Like: Ronald McDonald. Meat Loaf. Larry Fine. Fred Flintstone. Flat Stanley. Senator Sam Ervin. Ernie Banks. Bart Simpson. Snoop Dogg, Derek Jeter. Julius Erving. Elizabeth Taylor. Thomas Edison. Eddie Arcaro. Australian Outback. Outback Steakhouse. Stan Musial. Mount Katahdin. Kaiser Wilhelm. Winston Churchill. Concord, New Hampshire. Norman Vincent Peale. Peter Marshall. Mashed potatoes. Paul McCartney. Mary Travers. Toni Tennille. Theo Epstein. Eddie Munster. Michelle Obama. Oscar Robertson. Reggie Jackson. Jack Benny. Bruce Wayne. Will Ferrell. Ferdinand Magellan. Minnesota Fats. Flash Gordon. Ginger Rogers. Robert Frost. Fred Astaire. Al Roker. Rhode Island. Ivan Rodriguez. Rodney Dangerfield. Dolly Parton. Patrick Dempsey. Denis Potvin.
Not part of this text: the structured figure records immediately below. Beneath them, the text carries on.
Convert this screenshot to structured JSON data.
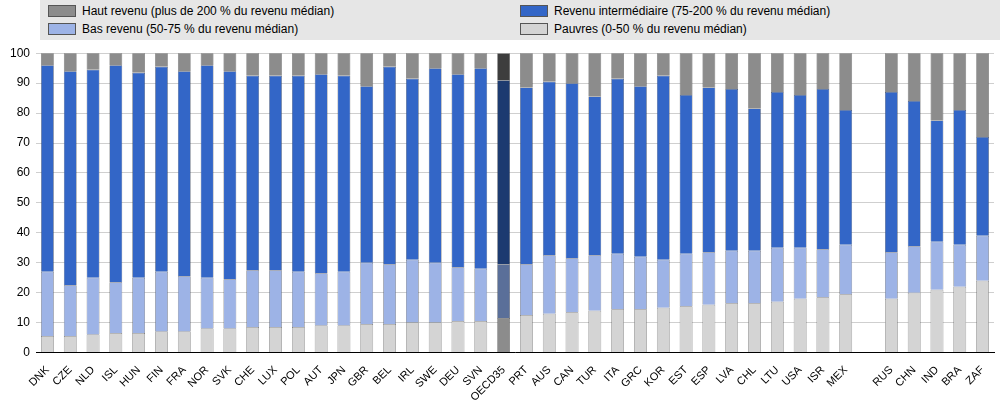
{
  "chart_data": {
    "type": "bar",
    "stacked": true,
    "grid": true,
    "legend": "top",
    "categories": [
      "DNK",
      "CZE",
      "NLD",
      "ISL",
      "HUN",
      "FIN",
      "FRA",
      "NOR",
      "SVK",
      "CHE",
      "LUX",
      "POL",
      "AUT",
      "JPN",
      "GBR",
      "BEL",
      "IRL",
      "SWE",
      "DEU",
      "SVN",
      "OECD35",
      "PRT",
      "AUS",
      "CAN",
      "TUR",
      "ITA",
      "GRC",
      "KOR",
      "EST",
      "ESP",
      "LVA",
      "CHL",
      "LTU",
      "USA",
      "ISR",
      "MEX",
      null,
      "RUS",
      "CHN",
      "IND",
      "BRA",
      "ZAF"
    ],
    "ylim": [
      0,
      100
    ],
    "yticks": [
      0,
      10,
      20,
      30,
      40,
      50,
      60,
      70,
      80,
      90,
      100
    ],
    "series": [
      {
        "name": "Pauvres (0-50 % du revenu médian)",
        "color": "#d4d4d4",
        "values": [
          5.5,
          5.5,
          6,
          6.5,
          6.5,
          7,
          7,
          8,
          8,
          8.5,
          8.5,
          8.5,
          9,
          9,
          9.5,
          9.5,
          10,
          10,
          10.5,
          10.5,
          11.5,
          12.5,
          13,
          13.5,
          14,
          14.5,
          14.5,
          15,
          15.5,
          16,
          16.5,
          16.5,
          17,
          18,
          18.5,
          19.5,
          null,
          18,
          20,
          21,
          22,
          24
        ],
        "colors": [
          "#d4d4d4",
          "#d4d4d4",
          "#d4d4d4",
          "#d4d4d4",
          "#d4d4d4",
          "#d4d4d4",
          "#d4d4d4",
          "#d4d4d4",
          "#d4d4d4",
          "#d4d4d4",
          "#d4d4d4",
          "#d4d4d4",
          "#d4d4d4",
          "#d4d4d4",
          "#d4d4d4",
          "#d4d4d4",
          "#d4d4d4",
          "#d4d4d4",
          "#d4d4d4",
          "#d4d4d4",
          "#8c8c8c",
          "#d4d4d4",
          "#d4d4d4",
          "#d4d4d4",
          "#d4d4d4",
          "#d4d4d4",
          "#d4d4d4",
          "#d4d4d4",
          "#d4d4d4",
          "#d4d4d4",
          "#d4d4d4",
          "#d4d4d4",
          "#d4d4d4",
          "#d4d4d4",
          "#d4d4d4",
          "#d4d4d4",
          "#d4d4d4",
          "#d4d4d4",
          "#d4d4d4",
          "#d4d4d4",
          "#d4d4d4",
          "#d4d4d4"
        ]
      },
      {
        "name": "Bas revenu (50-75 % du revenu médian)",
        "color": "#9db3e6",
        "values": [
          21.5,
          17,
          19,
          17,
          18.5,
          20,
          18.5,
          17,
          16.5,
          19,
          19,
          18.5,
          17.5,
          18,
          20.5,
          20,
          21,
          20,
          18,
          17.5,
          18,
          17,
          19.5,
          18,
          18.5,
          18.5,
          17.5,
          16,
          17.5,
          17.5,
          17.5,
          17.5,
          18,
          17,
          16,
          16.5,
          null,
          15.5,
          15.5,
          16,
          14,
          15
        ],
        "colors": [
          "#9db3e6",
          "#9db3e6",
          "#9db3e6",
          "#9db3e6",
          "#9db3e6",
          "#9db3e6",
          "#9db3e6",
          "#9db3e6",
          "#9db3e6",
          "#9db3e6",
          "#9db3e6",
          "#9db3e6",
          "#9db3e6",
          "#9db3e6",
          "#9db3e6",
          "#9db3e6",
          "#9db3e6",
          "#9db3e6",
          "#9db3e6",
          "#9db3e6",
          "#5a6f99",
          "#9db3e6",
          "#9db3e6",
          "#9db3e6",
          "#9db3e6",
          "#9db3e6",
          "#9db3e6",
          "#9db3e6",
          "#9db3e6",
          "#9db3e6",
          "#9db3e6",
          "#9db3e6",
          "#9db3e6",
          "#9db3e6",
          "#9db3e6",
          "#9db3e6",
          "#9db3e6",
          "#9db3e6",
          "#9db3e6",
          "#9db3e6",
          "#9db3e6",
          "#9db3e6"
        ]
      },
      {
        "name": "Revenu intermédiaire (75-200 % du revenu médian)",
        "color": "#3366c7",
        "values": [
          69,
          71.5,
          69.5,
          72.5,
          68.5,
          68.5,
          68.5,
          71,
          69.5,
          65,
          65,
          65.5,
          66.5,
          65.5,
          59,
          66,
          60.5,
          65,
          64.5,
          67,
          61.5,
          59,
          58,
          58.5,
          53,
          58.5,
          57,
          61.5,
          53,
          55,
          54,
          47.5,
          52,
          51,
          53.5,
          45,
          null,
          53.5,
          48.5,
          40.5,
          45,
          33
        ],
        "colors": [
          "#3366c7",
          "#3366c7",
          "#3366c7",
          "#3366c7",
          "#3366c7",
          "#3366c7",
          "#3366c7",
          "#3366c7",
          "#3366c7",
          "#3366c7",
          "#3366c7",
          "#3366c7",
          "#3366c7",
          "#3366c7",
          "#3366c7",
          "#3366c7",
          "#3366c7",
          "#3366c7",
          "#3366c7",
          "#3366c7",
          "#1c3a70",
          "#3366c7",
          "#3366c7",
          "#3366c7",
          "#3366c7",
          "#3366c7",
          "#3366c7",
          "#3366c7",
          "#3366c7",
          "#3366c7",
          "#3366c7",
          "#3366c7",
          "#3366c7",
          "#3366c7",
          "#3366c7",
          "#3366c7",
          "#3366c7",
          "#3366c7",
          "#3366c7",
          "#3366c7",
          "#3366c7",
          "#3366c7"
        ]
      },
      {
        "name": "Haut revenu (plus de 200 % du revenu médian)",
        "color": "#8c8c8c",
        "values": [
          4,
          6,
          5.5,
          4,
          6.5,
          4.5,
          6,
          4,
          6,
          7.5,
          7.5,
          7.5,
          7,
          7.5,
          11,
          4.5,
          8.5,
          5,
          7,
          5,
          9,
          11.5,
          9.5,
          10,
          14.5,
          8.5,
          11,
          7.5,
          14,
          11.5,
          12,
          18.5,
          13,
          14,
          12,
          19,
          null,
          13,
          16,
          22.5,
          19,
          28
        ],
        "colors": [
          "#8c8c8c",
          "#8c8c8c",
          "#8c8c8c",
          "#8c8c8c",
          "#8c8c8c",
          "#8c8c8c",
          "#8c8c8c",
          "#8c8c8c",
          "#8c8c8c",
          "#8c8c8c",
          "#8c8c8c",
          "#8c8c8c",
          "#8c8c8c",
          "#8c8c8c",
          "#8c8c8c",
          "#8c8c8c",
          "#8c8c8c",
          "#8c8c8c",
          "#8c8c8c",
          "#8c8c8c",
          "#3d3d3d",
          "#8c8c8c",
          "#8c8c8c",
          "#8c8c8c",
          "#8c8c8c",
          "#8c8c8c",
          "#8c8c8c",
          "#8c8c8c",
          "#8c8c8c",
          "#8c8c8c",
          "#8c8c8c",
          "#8c8c8c",
          "#8c8c8c",
          "#8c8c8c",
          "#8c8c8c",
          "#8c8c8c",
          "#8c8c8c",
          "#8c8c8c",
          "#8c8c8c",
          "#8c8c8c",
          "#8c8c8c",
          "#8c8c8c"
        ]
      }
    ]
  }
}
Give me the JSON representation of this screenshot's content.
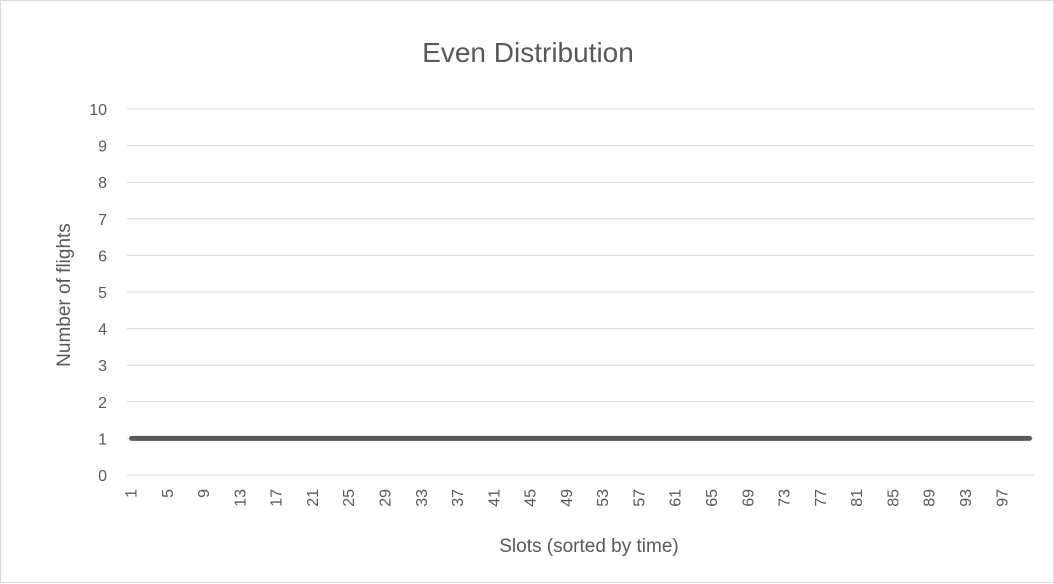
{
  "chart_data": {
    "type": "line",
    "title": "Even Distribution",
    "xlabel": "Slots (sorted by time)",
    "ylabel": "Number of flights",
    "ylim": [
      0,
      10
    ],
    "yticks": [
      0,
      1,
      2,
      3,
      4,
      5,
      6,
      7,
      8,
      9,
      10
    ],
    "x": [
      1,
      2,
      3,
      4,
      5,
      6,
      7,
      8,
      9,
      10,
      11,
      12,
      13,
      14,
      15,
      16,
      17,
      18,
      19,
      20,
      21,
      22,
      23,
      24,
      25,
      26,
      27,
      28,
      29,
      30,
      31,
      32,
      33,
      34,
      35,
      36,
      37,
      38,
      39,
      40,
      41,
      42,
      43,
      44,
      45,
      46,
      47,
      48,
      49,
      50,
      51,
      52,
      53,
      54,
      55,
      56,
      57,
      58,
      59,
      60,
      61,
      62,
      63,
      64,
      65,
      66,
      67,
      68,
      69,
      70,
      71,
      72,
      73,
      74,
      75,
      76,
      77,
      78,
      79,
      80,
      81,
      82,
      83,
      84,
      85,
      86,
      87,
      88,
      89,
      90,
      91,
      92,
      93,
      94,
      95,
      96,
      97,
      98,
      99,
      100
    ],
    "x_tick_labels": [
      "1",
      "5",
      "9",
      "13",
      "17",
      "21",
      "25",
      "29",
      "33",
      "37",
      "41",
      "45",
      "49",
      "53",
      "57",
      "61",
      "65",
      "69",
      "73",
      "77",
      "81",
      "85",
      "89",
      "93",
      "97"
    ],
    "series": [
      {
        "values": [
          1,
          1,
          1,
          1,
          1,
          1,
          1,
          1,
          1,
          1,
          1,
          1,
          1,
          1,
          1,
          1,
          1,
          1,
          1,
          1,
          1,
          1,
          1,
          1,
          1,
          1,
          1,
          1,
          1,
          1,
          1,
          1,
          1,
          1,
          1,
          1,
          1,
          1,
          1,
          1,
          1,
          1,
          1,
          1,
          1,
          1,
          1,
          1,
          1,
          1,
          1,
          1,
          1,
          1,
          1,
          1,
          1,
          1,
          1,
          1,
          1,
          1,
          1,
          1,
          1,
          1,
          1,
          1,
          1,
          1,
          1,
          1,
          1,
          1,
          1,
          1,
          1,
          1,
          1,
          1,
          1,
          1,
          1,
          1,
          1,
          1,
          1,
          1,
          1,
          1,
          1,
          1,
          1,
          1,
          1,
          1,
          1,
          1,
          1,
          1
        ],
        "color": "#595959"
      }
    ],
    "grid": true,
    "gridline_color": "#d9d9d9",
    "legend": "none"
  }
}
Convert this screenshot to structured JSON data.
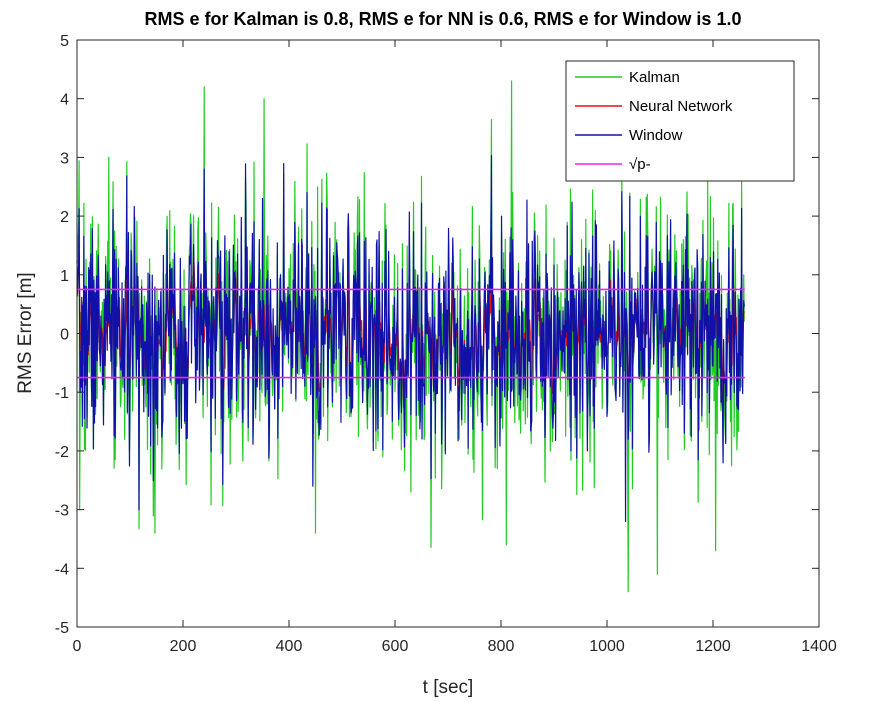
{
  "chart_data": {
    "type": "line",
    "title": "RMS e for Kalman is 0.8, RMS e for NN is 0.6, RMS e for Window is 1.0",
    "xlabel": "t [sec]",
    "ylabel": "RMS Error [m]",
    "xlim": [
      0,
      1400
    ],
    "ylim": [
      -5,
      5
    ],
    "xticks": [
      0,
      200,
      400,
      600,
      800,
      1000,
      1200,
      1400
    ],
    "yticks": [
      -5,
      -4,
      -3,
      -2,
      -1,
      0,
      1,
      2,
      3,
      4,
      5
    ],
    "grid": false,
    "legend_position": "top-right",
    "x_range": [
      0,
      1260
    ],
    "series": [
      {
        "name": "Kalman",
        "color": "#22cc22",
        "approx_rms": 0.8,
        "peaks": [
          [
            60,
            3.0
          ],
          [
            147,
            -3.4
          ],
          [
            240,
            4.2
          ],
          [
            353,
            4.0
          ],
          [
            450,
            -3.4
          ],
          [
            630,
            -2.7
          ],
          [
            820,
            4.3
          ],
          [
            810,
            -3.6
          ],
          [
            1040,
            -4.4
          ],
          [
            1095,
            -4.1
          ],
          [
            1205,
            -3.7
          ],
          [
            1190,
            2.6
          ],
          [
            5,
            -3.0
          ]
        ]
      },
      {
        "name": "Neural Network",
        "color": "#dd1111",
        "approx_rms": 0.6
      },
      {
        "name": "Window",
        "color": "#1111aa",
        "approx_rms": 1.0,
        "peaks": [
          [
            240,
            2.8
          ],
          [
            350,
            2.3
          ],
          [
            1035,
            -3.2
          ],
          [
            445,
            -2.6
          ]
        ]
      },
      {
        "name": "√p-",
        "color": "#ee22ee",
        "constant_levels": [
          0.75,
          -0.75
        ]
      }
    ]
  }
}
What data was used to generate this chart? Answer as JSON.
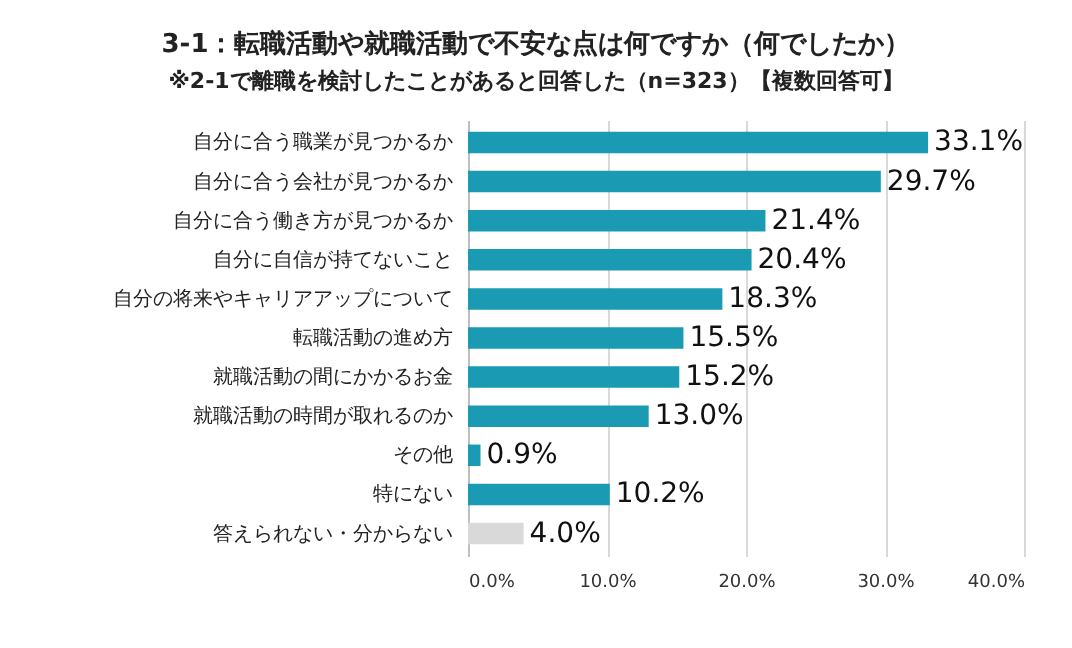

Pete Rose. Rose Marie. Mahatma Gandhi. George Carlin. Charles Barkley. Benjamin Harrison. Hakeem Olajuwon. Oskar Schindler. Sherlock Holmes. Harrison Ford. Fidel Castro. Carl Sagan. Stevie Wonder. William Shakespeare. Sigourney Weaver. William Shatner. Serena Williams. Warren Spahn. Smokey Robinson. Regina, Saskatchewan. Sandra Bullock. Bo Jackson. Joanne Woodward. Wilt Chamberlain.

When it’s played in a car, the game concludes when everyone quits or falls asleep, you reach your destination, or, while going 70 mph, someone opens a car door and falls out onto the highway.

Every so often I’ll try playing the game by myself.

Andrews Sisters. Marx Brothers. Smothers Brothers. Smothered Potatoes. French fries. Italian dressing. Swiss cheese. Belgian waffles. Portuguese rolls. English muffins. Irish Whiskey. Russian vodka. Hungarian Goulash. Spanish omelet. Polish sausage. Swedish Fish. Dutch treat. Norwegian Wood. Prune Danish. Greek yogurt.